Season and cook the chicken: Season the chicken breasts with salt, pepper, and crushed garlic. Heat 1 teaspoon of olive oil in a large skillet or pot over medium heat. Add the chicken and cook for about 10 minutes, turning occasionally, until golden brown on all sides.
Add the leek and zucchini: To the same pot, add the sliced leek and zucchini. Cook uncovered for about 5 minutes, stirring occasionally, until the vegetables begin to soften.

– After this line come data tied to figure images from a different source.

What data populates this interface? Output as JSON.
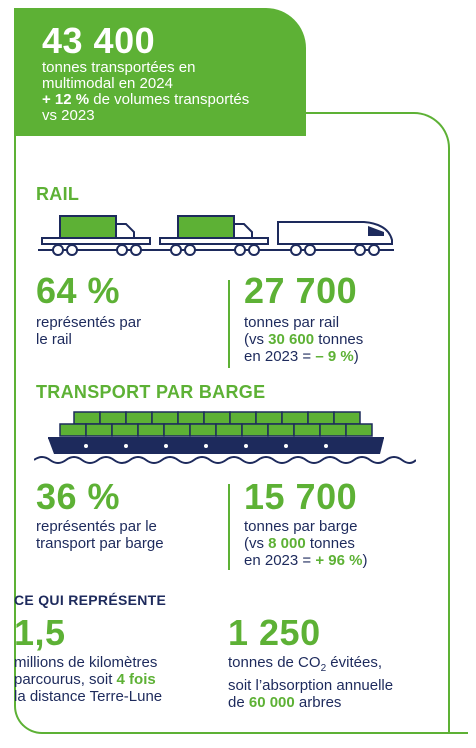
{
  "header": {
    "value": "43 400",
    "line1": "tonnes transportées en",
    "line2": "multimodal en 2024",
    "growth_bold": "+ 12 %",
    "growth_rest": " de volumes transportés",
    "growth_line2": "vs 2023"
  },
  "rail": {
    "title": "RAIL",
    "share_value": "64 %",
    "share_line1": "représentés par",
    "share_line2": "le rail",
    "tonnes_value": "27 700",
    "tonnes_line1": "tonnes par rail",
    "cmp_prefix": "(vs ",
    "cmp_bold": "30 600",
    "cmp_suffix": " tonnes",
    "cmp_line2_prefix": "en 2023 = ",
    "cmp_line2_bold": "– 9 %",
    "cmp_line2_suffix": ")"
  },
  "barge": {
    "title": "TRANSPORT PAR BARGE",
    "share_value": "36 %",
    "share_line1": "représentés par le",
    "share_line2": "transport par barge",
    "tonnes_value": "15 700",
    "tonnes_line1": "tonnes par barge",
    "cmp_prefix": "(vs ",
    "cmp_bold": "8 000",
    "cmp_suffix": " tonnes",
    "cmp_line2_prefix": "en 2023 = ",
    "cmp_line2_bold": "+ 96 %",
    "cmp_line2_suffix": ")"
  },
  "summary": {
    "title": "CE QUI REPRÉSENTE",
    "km_value": "1,5",
    "km_line1": "millions de kilomètres",
    "km_line2_prefix": "parcourus, soit ",
    "km_line2_bold": "4 fois",
    "km_line3": "la distance Terre-Lune",
    "co2_value": "1 250",
    "co2_line1_prefix": "tonnes de CO",
    "co2_line1_sub": "2",
    "co2_line1_suffix": " évitées,",
    "co2_line2": "soit l’absorption annuelle",
    "co2_line3_prefix": "de ",
    "co2_line3_bold": "60 000",
    "co2_line3_suffix": " arbres"
  },
  "colors": {
    "green": "#5db135",
    "navy": "#1d2a5c",
    "barge_green": "#5db135"
  },
  "icons": [
    "train-illustration",
    "barge-illustration"
  ]
}
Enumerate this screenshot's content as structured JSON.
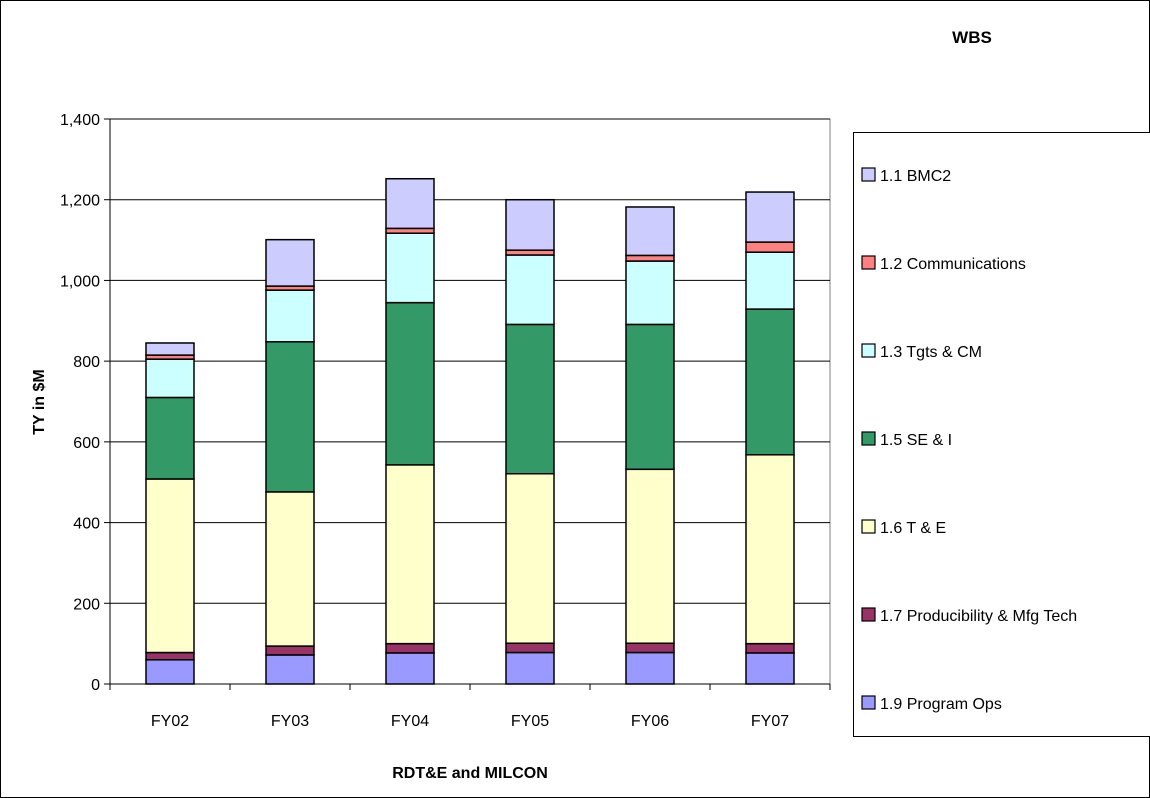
{
  "chart_data": {
    "type": "bar",
    "stacked": true,
    "title": "WBS",
    "xlabel": "RDT&E and MILCON",
    "ylabel": "TY in $M",
    "ylim": [
      0,
      1400
    ],
    "yticks": [
      "0",
      "200",
      "400",
      "600",
      "800",
      "1,000",
      "1,200",
      "1,400"
    ],
    "ytick_values": [
      0,
      200,
      400,
      600,
      800,
      1000,
      1200,
      1400
    ],
    "grid": true,
    "legend_position": "right",
    "categories": [
      "FY02",
      "FY03",
      "FY04",
      "FY05",
      "FY06",
      "FY07"
    ],
    "series": [
      {
        "name": "1.9 Program Ops",
        "color": "#9999ff",
        "values": [
          60,
          72,
          77,
          78,
          78,
          77
        ]
      },
      {
        "name": "1.7 Producibility & Mfg Tech",
        "color": "#993366",
        "values": [
          18,
          22,
          23,
          23,
          23,
          23
        ]
      },
      {
        "name": "1.6 T & E",
        "color": "#ffffcc",
        "values": [
          430,
          382,
          443,
          420,
          431,
          468
        ]
      },
      {
        "name": "1.5 SE & I",
        "color": "#339966",
        "values": [
          202,
          372,
          402,
          370,
          359,
          361
        ]
      },
      {
        "name": "1.3 Tgts & CM",
        "color": "#ccffff",
        "values": [
          95,
          128,
          172,
          172,
          157,
          141
        ]
      },
      {
        "name": "1.2 Communications",
        "color": "#ff8080",
        "values": [
          10,
          10,
          12,
          12,
          14,
          25
        ]
      },
      {
        "name": "1.1 BMC2",
        "color": "#ccccff",
        "values": [
          30,
          115,
          123,
          125,
          120,
          124
        ]
      }
    ]
  }
}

Incorporate the peas, asparagus, and broth: Add the peas, asparagus, and ½ cup of chicken broth to the pot. Sprinkle in the dried oregano. Cover and cook for another 10 minutes, or until the chicken is fully cooked (internal temperature of 165°F or 75°C) and the broth has almost completely evaporated.
Finish with spinach, tomatoes, and yogurt: Add the fresh spinach and halved cherry tomatoes to the pot. Stir in ½ cup of plain yogurt, mixing gently to combine it with the remaining broth and create a light, creamy sauce. Cook for an additional 2-3 minutes, just until the spinach wilts and the tomatoes soften slightly.
Serve immediately: Remove from heat and serve the Spring Chicken hot, ensuring each plate has a chicken breast and a generous portion of the colorful vegetables and sauce.